Upper management can't quite explain things to middle mgmt. Largely because upper mgmt doesn't know the nitty gritty. Or middle mgmt doesn't quite understand just what upper mgmt wants...but won't say so cause they're just insecure enough that they don't want to admit they don't know what they should know, or what upper mgmt thinks they should know.
So we have a lot of people implementing change, that really don't 'get it', yet are afraid of being questioned because they don't want to look 'stupid', so questions are something to fear. Thing is, for many of us in the lower ranks, we're not stupid. We know that our managers quite often have no idea whatsoever about what we do. And we'd probably respect them more if they fessed up and admitted that they really don't know what they should...but dude, we need to change this and this is why, so how can we make it work????
in other words, instead of thrusting it on others with 'i'm the boss, do as i say', if they'd just take 5 minutes with a 'this is what and this is why' explanation, people would likely understand it better and work with it.
November 5, 2010 at 1:58 pm #113841
About 8 years ago, someone on the job analysis listserv asked the question "What are the top 10 competencies needed for future jobs?" (or something like that). Without even batting an eyelash, I replied immediately "explanatory skill".
Explanatory skill is NOT the same thing as communication kills, and therein lies some of the problem. I can engage you, and maintain your interest, and you can still leave the room wondering what the hell I was talking about, or completely unable to convey the message to a third party. That may be good "communication" but lousy explanation. When I used to teach university, I would regularly ask my students if any of them had ever received explicit training in how to explain things well; the answer was always 'no'.
In a world that increasingly demands coordination amongst many stakeholders, often many disparate stakeholders with different levels of background knowledge or different personal investments in whatever the activity is, the capacity to explain so that people not only "get it", but accept it, and are able to serve as your proxy/avatar by explaining it to others.....well you can't put a price on that.

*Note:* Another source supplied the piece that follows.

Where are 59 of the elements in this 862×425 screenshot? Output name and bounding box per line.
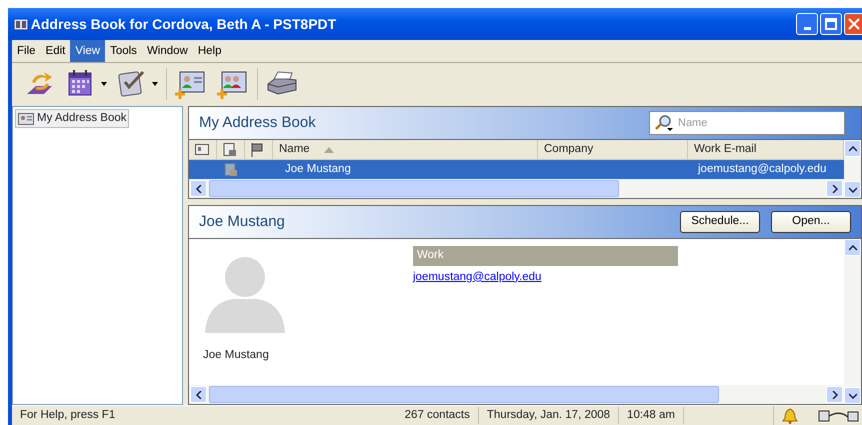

And that's not just a requisite competency for your middle manager. It is a requirement for being an effective lawyer, car mechanic, plumber, teacher, call center rep, sales staff, parent, spouse, neighbour, etc.

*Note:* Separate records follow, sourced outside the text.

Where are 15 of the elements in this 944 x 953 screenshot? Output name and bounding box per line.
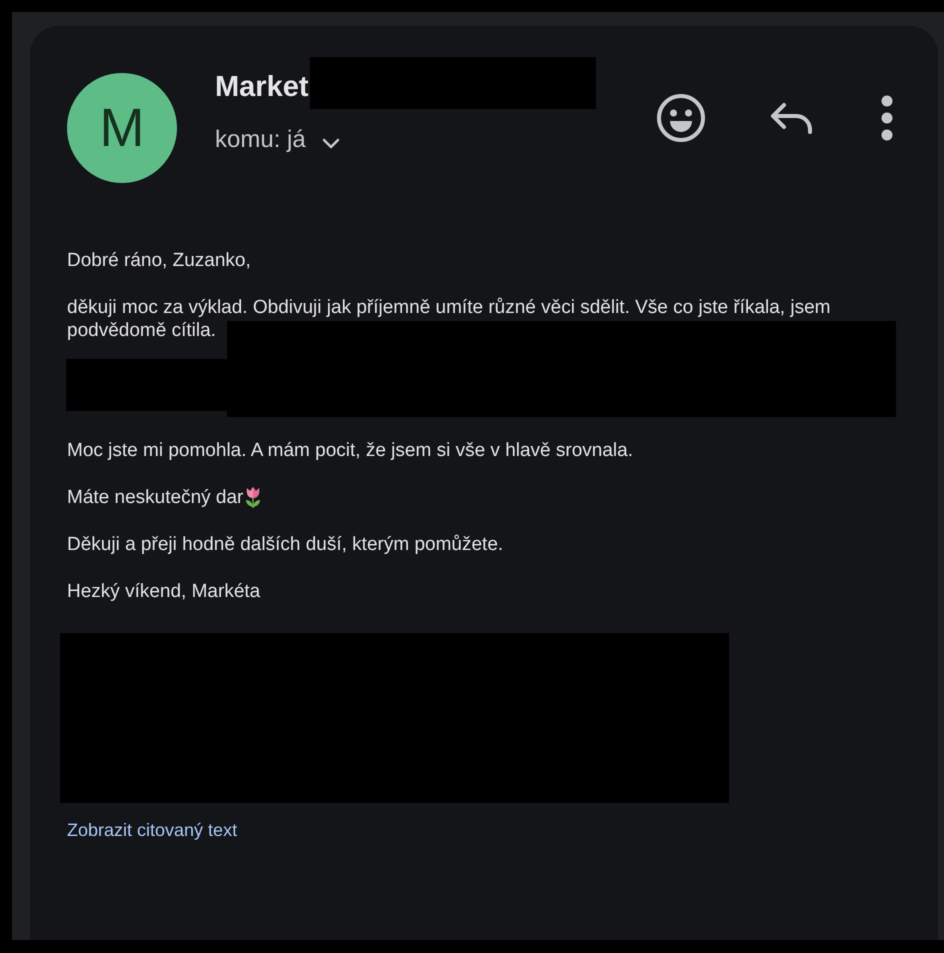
smiley-icon[interactable] (657, 94, 705, 142)
sender-name: Market (215, 70, 308, 104)
more-options-icon[interactable] (881, 95, 893, 141)
message-paragraph: Dobré ráno, Zuzanko, (67, 250, 251, 271)
message-paragraph: Hezký víkend, Markéta (67, 581, 260, 602)
message-paragraph: Děkuji a přeji hodně dalších duší, kterým pomůžete. (67, 534, 504, 555)
tulip-icon (244, 487, 262, 508)
recipient-toggle[interactable]: komu: já (215, 126, 340, 154)
message-paragraph: Moc jste mi pomohla. A mám pocit, že jsem si vše v hlavě srovnala. (67, 440, 633, 461)
chevron-down-icon (322, 138, 340, 148)
reply-icon[interactable] (769, 102, 814, 134)
show-quoted-text-link[interactable]: Zobrazit citovaný text (67, 819, 238, 842)
message-paragraph: Máte neskutečný dar (67, 486, 244, 509)
avatar: M (67, 73, 177, 183)
message-paragraph: děkuji moc za výklad. Obdivuji jak příjemně umíte různé věci sdělit. Vše co jste říkala, jsem podvědomě cítila. (67, 297, 830, 341)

Of course, it almost goes without saying that when ideas or initiatives are very poorly thought out, explaining them clearly can often expose their weaknesses in ways the explainer did not intend. In such circumstances, a good explanation may reduce buy-in rather than the desired opposite.

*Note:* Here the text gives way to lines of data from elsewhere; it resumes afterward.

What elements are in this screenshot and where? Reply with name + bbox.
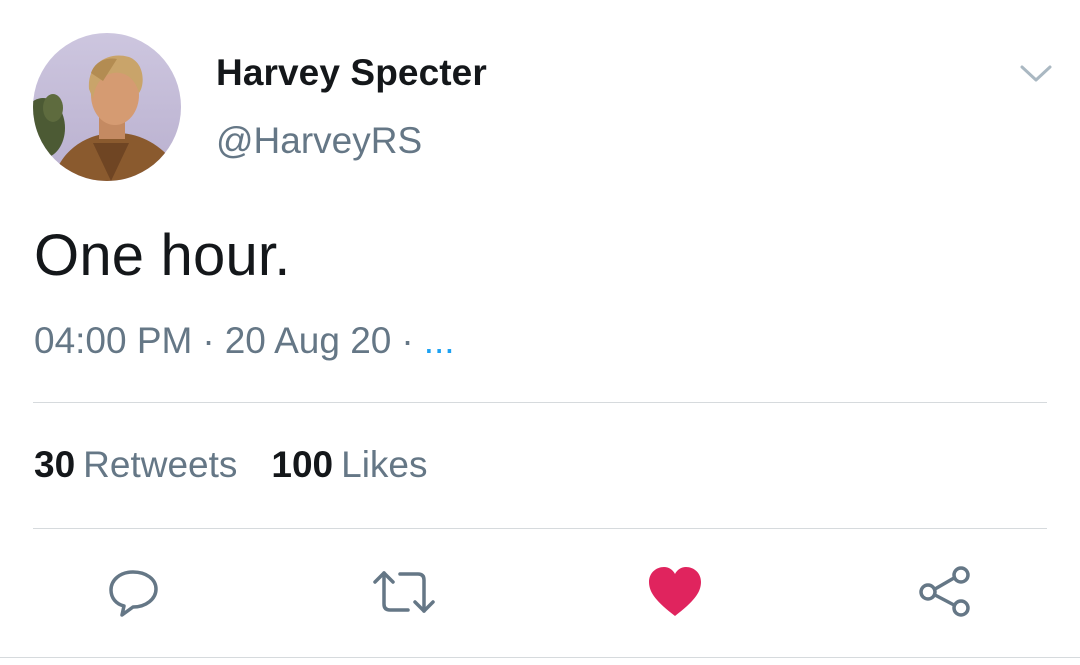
avatar[interactable] bbox=[33, 33, 181, 181]
likes-label: Likes bbox=[341, 444, 428, 485]
like-button[interactable] bbox=[645, 562, 705, 622]
chevron-down-icon[interactable] bbox=[1018, 58, 1054, 88]
tweet-time: 04:00 PM bbox=[34, 320, 193, 361]
divider bbox=[33, 528, 1047, 529]
retweets-count: 30 bbox=[34, 444, 76, 485]
reply-button[interactable] bbox=[104, 562, 164, 622]
tweet-date: 20 Aug 20 bbox=[224, 320, 392, 361]
retweet-button[interactable] bbox=[372, 562, 435, 622]
meta-separator: · bbox=[202, 320, 215, 361]
display-name[interactable]: Harvey Specter bbox=[216, 52, 487, 94]
tweet-stats: 30 Retweets 100 Likes bbox=[34, 444, 428, 486]
share-nodes-icon bbox=[919, 566, 970, 617]
user-handle[interactable]: @HarveyRS bbox=[216, 120, 422, 162]
divider bbox=[0, 657, 1080, 658]
tweet-meta: 04:00 PM · 20 Aug 20 ·... bbox=[34, 320, 455, 362]
comment-bubble-icon bbox=[109, 570, 158, 617]
retweet-arrows-icon bbox=[373, 571, 435, 613]
share-button[interactable] bbox=[915, 562, 975, 622]
likes-count: 100 bbox=[271, 444, 334, 485]
retweets-label: Retweets bbox=[83, 444, 238, 485]
retweets-stat[interactable]: 30 Retweets bbox=[34, 444, 237, 486]
divider bbox=[33, 402, 1047, 403]
tweet-text: One hour. bbox=[34, 223, 291, 288]
likes-stat[interactable]: 100 Likes bbox=[271, 444, 427, 486]
avatar-photo bbox=[33, 33, 181, 181]
meta-separator: · bbox=[401, 320, 414, 361]
heart-filled-icon bbox=[649, 567, 701, 616]
more-link[interactable]: ... bbox=[424, 320, 455, 361]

June 28, 2011 at 3:23 pm #113839
When I was the CIO for Navy Medical Logistics 10+ years ago, there was a little woman down the hall with a round Brussels sprout hair cut who I lovingly refer to as the Nazi lady. She seemingly hated everything I said or did, and delighted in bringing up sensitive points or pointing out flaws in my thinking - usually in public while I was trying to conduct a meeting with a room full of others. She never failed to hit a nerve - and, she was often right about whatever point she brought up.
The fact was, I had blind spots that also happened to be her strengths. She saw things I didn't see. If I forced myself to be open to her input, the end result was better for everyone.
Over time, I learned to really appreciate her presence. I deliberately invited her to my meetings if I didn't see her on the invite list. A little Brussels sprout voice slowly took root and grew in my head. It forced me to prepare better for meetings and to think hard about what she would say when she got her grove on.
The bottom line is that it's a good thing to be open to criticism - and even to seek it out - especially when your job is to bring change to organizations. It is not easy to do, but I had to thicken my skin and realize that this kind of resistance polishes a program. It wasn't the death of my initiatives. It was often just an important part of the birthing process.